A report by The Standard on Sunday, November 22, indicated that county officers had stormed Scion Healthcare Limited and arrested its administrator and accountant.
As a result, Badi, alongside the landlord of the building on which the hospital is housed in Eastleigh, was ordered to pay Scion’s proprietor Augustine Kinyua the money.
The proprietor told the court that the landlord, Peter Maina, was hell bent on kicking him out of the premises.
He further claimed that Maina’s quest was halted by the rent tribunal cases before he sought other means of getting him out of the premises.
Kinyua further noted that the landlord conspired with Nairobi County officials to kick him out over rent raw.
He detailed that Maina lodged a complaint with the county’s Health Department claiming that the hospital was a health hazard in the area.
In his ruling, Justice Antony Murima noted that public servants should serve the public good and not get entangled in personal vendetta.
“State organs, State officers and public officers serve the larger public good.
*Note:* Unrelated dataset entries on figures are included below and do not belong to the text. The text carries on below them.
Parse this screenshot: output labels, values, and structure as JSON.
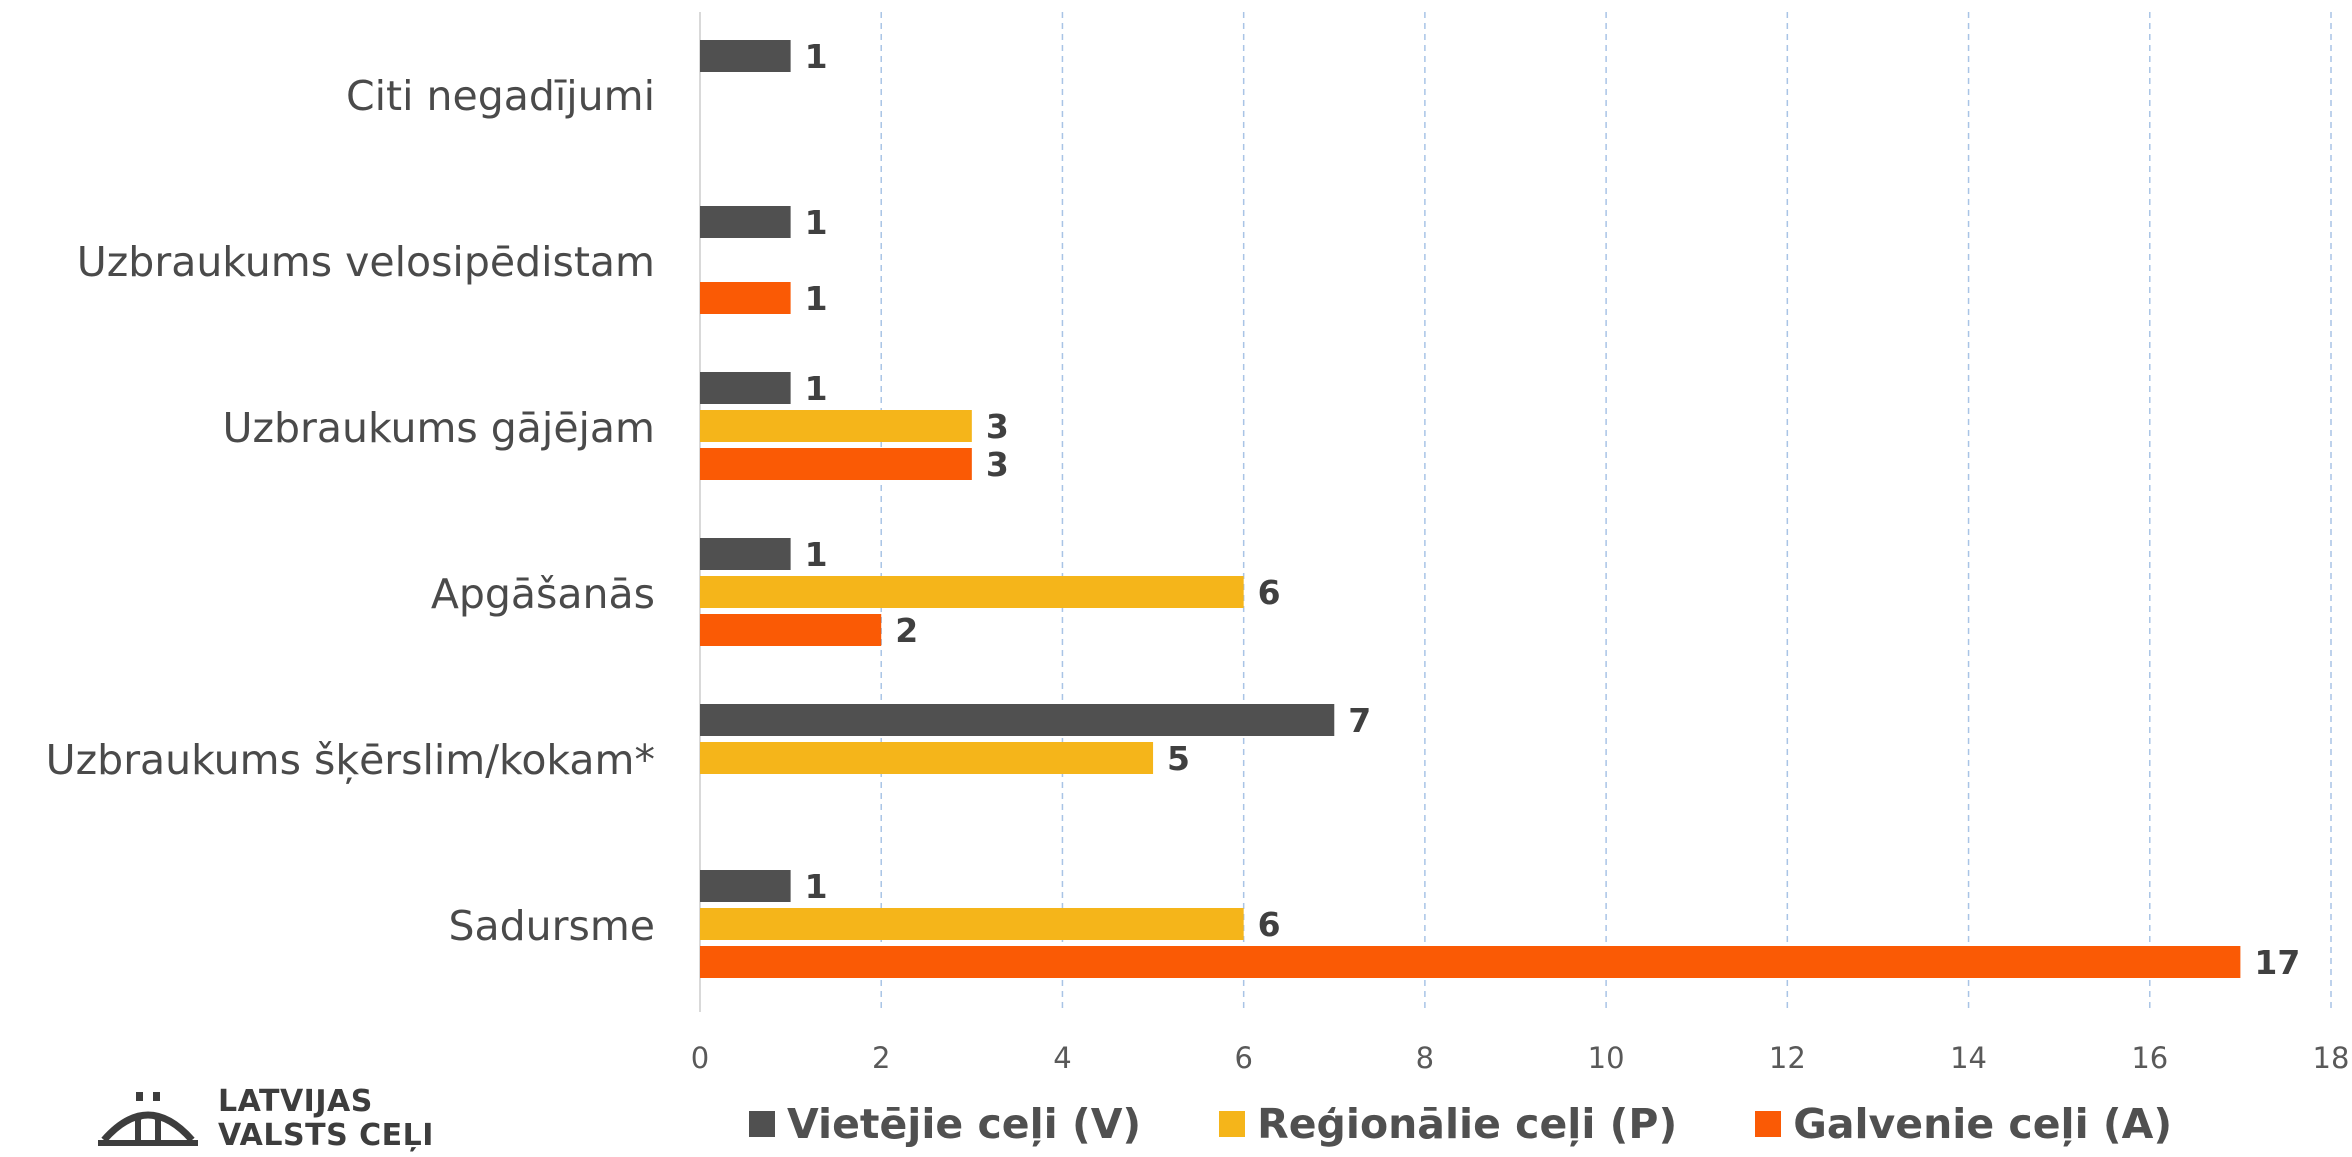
{
  "chart_data": {
    "type": "bar",
    "orientation": "horizontal",
    "categories": [
      "Citi negadījumi",
      "Uzbraukums velosipēdistam",
      "Uzbraukums gājējam",
      "Apgāšanās",
      "Uzbraukums šķērslim/kokam*",
      "Sadursme"
    ],
    "series": [
      {
        "name": "Vietējie ceļi (V)",
        "color": "#505050",
        "values": [
          1,
          1,
          1,
          1,
          7,
          1
        ]
      },
      {
        "name": "Reģionālie ceļi (P)",
        "color": "#F5B51A",
        "values": [
          null,
          null,
          3,
          6,
          5,
          6
        ]
      },
      {
        "name": "Galvenie ceļi (A)",
        "color": "#FA5A05",
        "values": [
          null,
          1,
          3,
          2,
          null,
          17
        ]
      }
    ],
    "xlim": [
      0,
      18
    ],
    "xticks": [
      0,
      2,
      4,
      6,
      8,
      10,
      12,
      14,
      16,
      18
    ],
    "grid": "vertical-dashed",
    "legend_position": "bottom",
    "data_labels": true
  },
  "logo": {
    "line1": "LATVIJAS",
    "line2": "VALSTS CEĻI"
  }
}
“They must resist the temptation of being used to settle personal vendetta between private individuals or entities,” stated the judge.
The two were also directed to settle the case bills incurred by the firm.
In court documents, the hospital, through its legal team, claimed that it was illegally closed down after a notice emerged from Nairobi Health CEC Hitan Majevdia dated April 3, 2020, yet it was licensed to operate.
The case was at the time filed as urgent.